Lamentar pela relação e pelo tempo em que, juntos, poderiam promover coisas valiosas. A sensação de que “algo se esvai sem justa causa” nos arrasa. Quando cada qual caminha díspares nas fantasias, é sofrimento que se espera. Saramago encontra em Pilar um lugar em que pudesse “ser”. A carne sente forte impulso em ser penetrada quando tocada fundo - algo cutuca o coração, mexe com as entranhas e desequilibra a libido. É a danação do desejo que chega e bota tudo de perna pro ar. O amor é a única tirania aceitável. Uma mulher de 35 anos se apaixona por um senhor de 63 anos. O que representa 28 anos de diferença quando os interesses são da mesma idade? Não existe amor desencontrado pela idade, existe amor que não se descobriu nas afinidades. Todos deveriam percorrer o caminho de dentro, ele oculta fiordes. Amor gestado no cimento das cidades, articulado e consumido no imediatismo do mercado, é amor frouxo e pouco suporta os trancos do coração.

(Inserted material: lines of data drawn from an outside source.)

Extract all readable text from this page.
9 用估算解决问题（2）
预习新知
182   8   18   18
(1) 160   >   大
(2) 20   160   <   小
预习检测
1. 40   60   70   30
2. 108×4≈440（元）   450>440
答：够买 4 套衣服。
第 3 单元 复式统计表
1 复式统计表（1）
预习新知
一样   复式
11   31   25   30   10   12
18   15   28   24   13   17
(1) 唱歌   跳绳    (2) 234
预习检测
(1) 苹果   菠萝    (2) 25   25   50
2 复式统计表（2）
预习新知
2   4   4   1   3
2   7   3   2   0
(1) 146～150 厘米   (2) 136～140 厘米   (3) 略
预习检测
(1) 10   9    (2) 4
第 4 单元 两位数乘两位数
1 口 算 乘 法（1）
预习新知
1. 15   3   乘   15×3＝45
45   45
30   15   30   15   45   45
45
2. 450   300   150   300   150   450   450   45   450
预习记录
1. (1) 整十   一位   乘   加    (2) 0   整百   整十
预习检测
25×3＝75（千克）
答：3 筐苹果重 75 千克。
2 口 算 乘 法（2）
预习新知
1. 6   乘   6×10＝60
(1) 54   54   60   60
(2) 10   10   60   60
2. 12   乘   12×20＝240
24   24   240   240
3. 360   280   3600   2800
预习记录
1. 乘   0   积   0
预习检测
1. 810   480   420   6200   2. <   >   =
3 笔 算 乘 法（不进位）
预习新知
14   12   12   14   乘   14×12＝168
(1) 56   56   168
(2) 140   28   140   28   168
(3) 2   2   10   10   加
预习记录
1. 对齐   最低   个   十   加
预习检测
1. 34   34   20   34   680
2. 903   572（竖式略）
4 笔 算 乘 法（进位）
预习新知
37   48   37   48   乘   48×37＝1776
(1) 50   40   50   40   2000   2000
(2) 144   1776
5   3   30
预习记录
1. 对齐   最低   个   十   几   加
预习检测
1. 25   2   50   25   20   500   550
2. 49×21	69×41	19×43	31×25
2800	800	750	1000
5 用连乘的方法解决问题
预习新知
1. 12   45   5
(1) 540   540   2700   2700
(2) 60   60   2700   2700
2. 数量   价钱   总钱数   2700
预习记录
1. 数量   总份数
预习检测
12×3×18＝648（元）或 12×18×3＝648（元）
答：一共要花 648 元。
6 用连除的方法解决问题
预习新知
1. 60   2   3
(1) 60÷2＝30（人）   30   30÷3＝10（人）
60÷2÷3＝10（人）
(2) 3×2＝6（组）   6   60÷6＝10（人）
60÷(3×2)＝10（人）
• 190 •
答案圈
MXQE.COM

Saramago metaforiza o homem que, embora idoso, não se envergonhou de continuar perseguindo o amor. Não se contentou com as migalhas de afeto que a vida lhe reservava. Lutou por muito mais. A grandiosidade do amor exige humildade e sabedoria. Como entrelaçar palavras e conjugar verbos de uma outra boca? Penetrar em sentimentos estrangeiros, diferentes concepções de vida e prazer? É o jogo do decifrar - debulhar o rosário da existência. Contentamento e alegria encontram um lugar no desejo. Saramago fez valer o desejo de felicidade, abandonou a arrogância e pediu ajuda a Pilar. Queria pular, com ela, os tocos da caminhada. Desvelar entraves, traumas e neuroses é preparar o caminho para o amor. Encontro sonhado e, muitas vezes, mal tratado.
Ocupamo-nos com os cabelos, o celular e o futebol, mas poucos se dedicam à aprendizagem. Como transitar melhor na vida intima e manejar as intermitências do coração? Amar, verbo intransitivo. Com Mário de Andrade descobrimos que “o amor deve nascer de correspondências, de excelências interiores. Espirituais, pensava...De noite uma ópera de Wagner, Brahms”. Quão profundo e sério é convidar uma pessoa para o amor! Compartilhar uma trajetória, tecer um tempo, destilar emoções. Se nos bastamos e não queremos dividir o pão da vida com o outro, evitemos o verbo amar. Amor mísero é o que nos espera quando mergulhamos na cultura do escape. Quando o parceiro, desencantado, escolhe o benefício da morte ao desimpedir-se para outro amor. Forma pouco sábia de se iniciar um novo romance.